Yes, however, it may be unlikely that you will receive your Permanent Residency before your OPT expires. This could be a problem if you plan on continuing in school or extending your F status. Indicating you are in intending immigrant renders you ineligible for extensions of your F student visa. There may be additional complications and we highly recommend you discuss this matter with one of our Attorneys.
I am a student with a 5 years F1 visa. I married an US-citizen, I want to know if the marriage invalidates the visa.
Marriage to a U.S. citizen does not in itself invalidate your F-1 visa.
Are there any restrictions on port of entry for a F1 visa? Should the student arrive in the same state where the college is located in?
There are no restrictions. However, you must be prepared to explain to the satisfaction of a CBP official why you your entry is at a POE different from the one located nearest to the school.

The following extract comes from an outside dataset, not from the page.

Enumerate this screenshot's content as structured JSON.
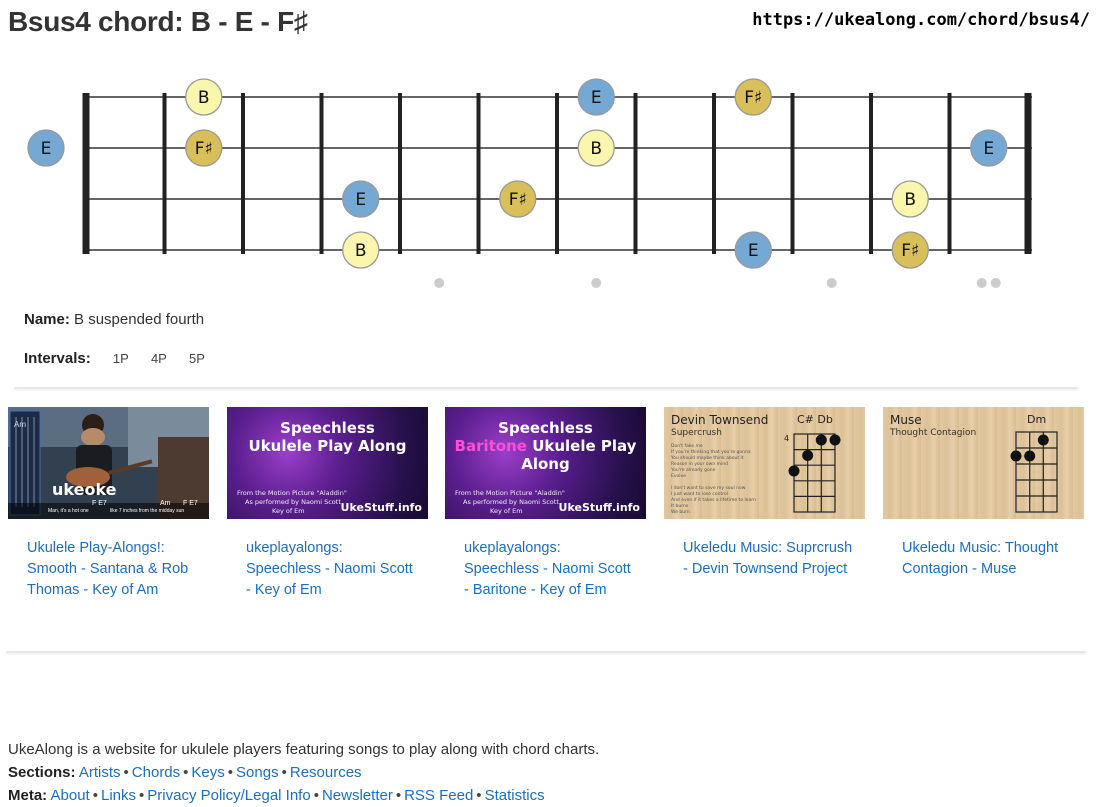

I’m an international student. I received a notice that my I-20 expired this year that the University did not notify me until after passing of the grace period of 60 days during which reinstatement could take place. The university is asking me to leave the US and try to enter again with a new I-20 that they will provide me. Is there still a way to avoid leaving and filing reinstatement? What are the options in case problems arise at port of entry?
This situation is case specific and the questions sensitive. Unfortunately, this scenario is outside the scope of this forum. We recommend a personal consultation.
I am on F1 visa and my wife is green card holder. Should I apply for green card now or wait till my wife becomes citizen after 2 years?
You could have your spouse petition (file an Immigrant Petition) for you immediately under the Family Based (2A) category. According to the Visa Bulletin for July 2012, it appears the backlog for India is approximately 2 years. However, numbers could move rapidly. If this happens, you could be looking at filing an Application for adjustment of status before your spouse becomes eligible to apply for naturalization. This strategy has no downside since you could always wait to file an Application to Adjust Status after your wife becomes a naturalized U.S. Citizen. You will not be required to file an immigrant petition all over again.
Reinstatement may be possible, but not guaranteed in this situation. It appears you have been out of status for over 5 months. Under federal USCIS regulation 8 CFR 214.2(f)(16), an F-1 student is only eligible for reinstatement if all of the following conditions apply to the student:
- Has not been out of status for more than 5 months at the time of filing the request for reinstatement (or the failure to file within the 5 month period was the result of exceptional circumstances and that the student filed the request for reinstatement as promptly as possible under these exceptional circumstances)
- Does not have a record of repeated or willful violations of [USCIS] regulations
- Is currently pursuing, or intending to pursue, a full course of study in the immediate future at the school which issued the Form I-20
- Has not engaged in unauthorized employment
- Is not deportable on any ground other than section 237(a)(1)(B) or (C)(i) of the Act
- Establishes to the satisfaction of the [USCIS], in detail showing, either that:
- The violation of status resulted from circumstances beyond the student’s control. Such circumstances might include serious injury or illness, closure of the institution, a natural disaster, or inadvertence, oversight, or neglect on the part of the DSO, but do not include instances where a pattern of violations or where a willful failure on the part of the student resulted in the need for reinstatement or
- The violation relates to a reduction in the student’s course load that would have been within a DSO’s power to authorize, and that failure to approve reinstatement would result in extreme hardship to the student.
- Hope you find this helpful. Contact your International Students Office to discuss reinstatement immediately.
You may be able to change status to F-1 provided you register for classes and initiate processing while the second H-1B remains pending. Discuss the situation with the designated school official at the School.